Zweitens sind punktuelle Störungen denkbar, etwa durch einzelne Zwischenfälle oder erhöhte Versicherungsprämien für Tanker. Das würde Transporte verteuern und Lieferzeiten verlängern. Die Folge wären kurzfristige Ausschläge bei Öl- und Gaspreisen.

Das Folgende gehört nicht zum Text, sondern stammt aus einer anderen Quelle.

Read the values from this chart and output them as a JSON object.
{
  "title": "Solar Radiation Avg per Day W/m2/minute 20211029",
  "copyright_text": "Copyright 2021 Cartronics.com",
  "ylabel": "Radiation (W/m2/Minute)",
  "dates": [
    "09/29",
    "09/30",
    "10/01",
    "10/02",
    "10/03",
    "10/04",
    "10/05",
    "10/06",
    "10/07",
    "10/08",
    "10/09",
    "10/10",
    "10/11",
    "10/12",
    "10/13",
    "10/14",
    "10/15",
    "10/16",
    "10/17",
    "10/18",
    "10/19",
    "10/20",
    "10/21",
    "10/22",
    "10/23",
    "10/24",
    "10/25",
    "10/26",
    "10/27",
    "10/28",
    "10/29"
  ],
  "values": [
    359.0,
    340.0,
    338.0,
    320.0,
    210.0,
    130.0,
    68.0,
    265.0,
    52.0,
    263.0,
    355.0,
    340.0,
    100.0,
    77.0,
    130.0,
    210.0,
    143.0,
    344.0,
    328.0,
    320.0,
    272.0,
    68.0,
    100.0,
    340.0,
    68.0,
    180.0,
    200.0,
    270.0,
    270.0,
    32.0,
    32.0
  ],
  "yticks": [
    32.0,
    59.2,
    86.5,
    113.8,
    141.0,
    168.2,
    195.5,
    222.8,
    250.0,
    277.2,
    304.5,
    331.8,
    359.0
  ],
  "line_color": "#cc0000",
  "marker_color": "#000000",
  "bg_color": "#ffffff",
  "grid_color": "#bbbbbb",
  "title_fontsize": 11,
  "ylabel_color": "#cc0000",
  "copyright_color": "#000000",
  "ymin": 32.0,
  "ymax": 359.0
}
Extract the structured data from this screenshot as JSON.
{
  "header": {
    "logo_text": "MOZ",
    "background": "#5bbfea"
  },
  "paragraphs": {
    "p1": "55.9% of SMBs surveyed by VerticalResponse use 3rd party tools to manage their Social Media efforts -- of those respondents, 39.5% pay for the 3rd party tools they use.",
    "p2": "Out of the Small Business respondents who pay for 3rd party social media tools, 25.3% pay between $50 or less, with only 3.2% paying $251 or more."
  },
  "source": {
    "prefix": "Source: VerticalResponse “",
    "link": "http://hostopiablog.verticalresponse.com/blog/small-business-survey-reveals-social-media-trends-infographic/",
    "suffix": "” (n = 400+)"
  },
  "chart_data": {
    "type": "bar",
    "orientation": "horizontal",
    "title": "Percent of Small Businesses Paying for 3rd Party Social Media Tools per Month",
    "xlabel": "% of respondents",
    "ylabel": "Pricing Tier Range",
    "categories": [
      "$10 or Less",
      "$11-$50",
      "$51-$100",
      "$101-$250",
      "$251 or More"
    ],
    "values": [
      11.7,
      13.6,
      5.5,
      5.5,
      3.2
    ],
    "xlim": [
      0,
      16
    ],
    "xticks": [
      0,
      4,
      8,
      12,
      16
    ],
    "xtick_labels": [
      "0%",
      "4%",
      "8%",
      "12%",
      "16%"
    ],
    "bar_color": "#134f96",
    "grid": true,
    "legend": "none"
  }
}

Ein drittes, deutlich gravierenderes Szenario wäre eine länger anhaltende Blockade. Angesichts von rund 20 Prozent des globalen Öl- und LNG-Handels durch Hormus wäre das ein massiver Eingriff in die Energieflüsse. Märkte würden weltweit reagieren, insbesondere in Asien. Europa wäre indirekt betroffen, vor allem über steigende Beschaffungskosten.
Treiber dieser Entwicklung sind nicht nur Staaten, sondern auch Reedereien, Versicherer und große Energieunternehmen. Sie entscheiden, ob Routen angepasst, Frachtraten erhöht oder Lieferverträge neu bewertet werden. Die Energiepolitik in Europa wiederum muss darauf reagieren, etwa durch strategische Reserven und weitere Diversifizierung.
Fazit
Die Straße von Hormus bleibt ein neuralgischer Punkt der globalen Energieversorgung. Rund 20 Prozent der weltweiten Öl- und LNG-Mengen passieren diese Route. Europa ist direkt weniger abhängig als viele asiatische Staaten, doch die Gaspreis Entwicklung reagiert auf globale Erwartungen. Selbst ohne tatsächliche Blockade kann Unsicherheit Preise treiben. Entscheidend ist daher, wie lange die Spannungen anhalten und ob physische Lieferketten gestört werden. Für dich bedeutet das Aufmerksamkeit statt Panik: Versorgungslücken sind unwahrscheinlich, Preisschwankungen jedoch realistisch.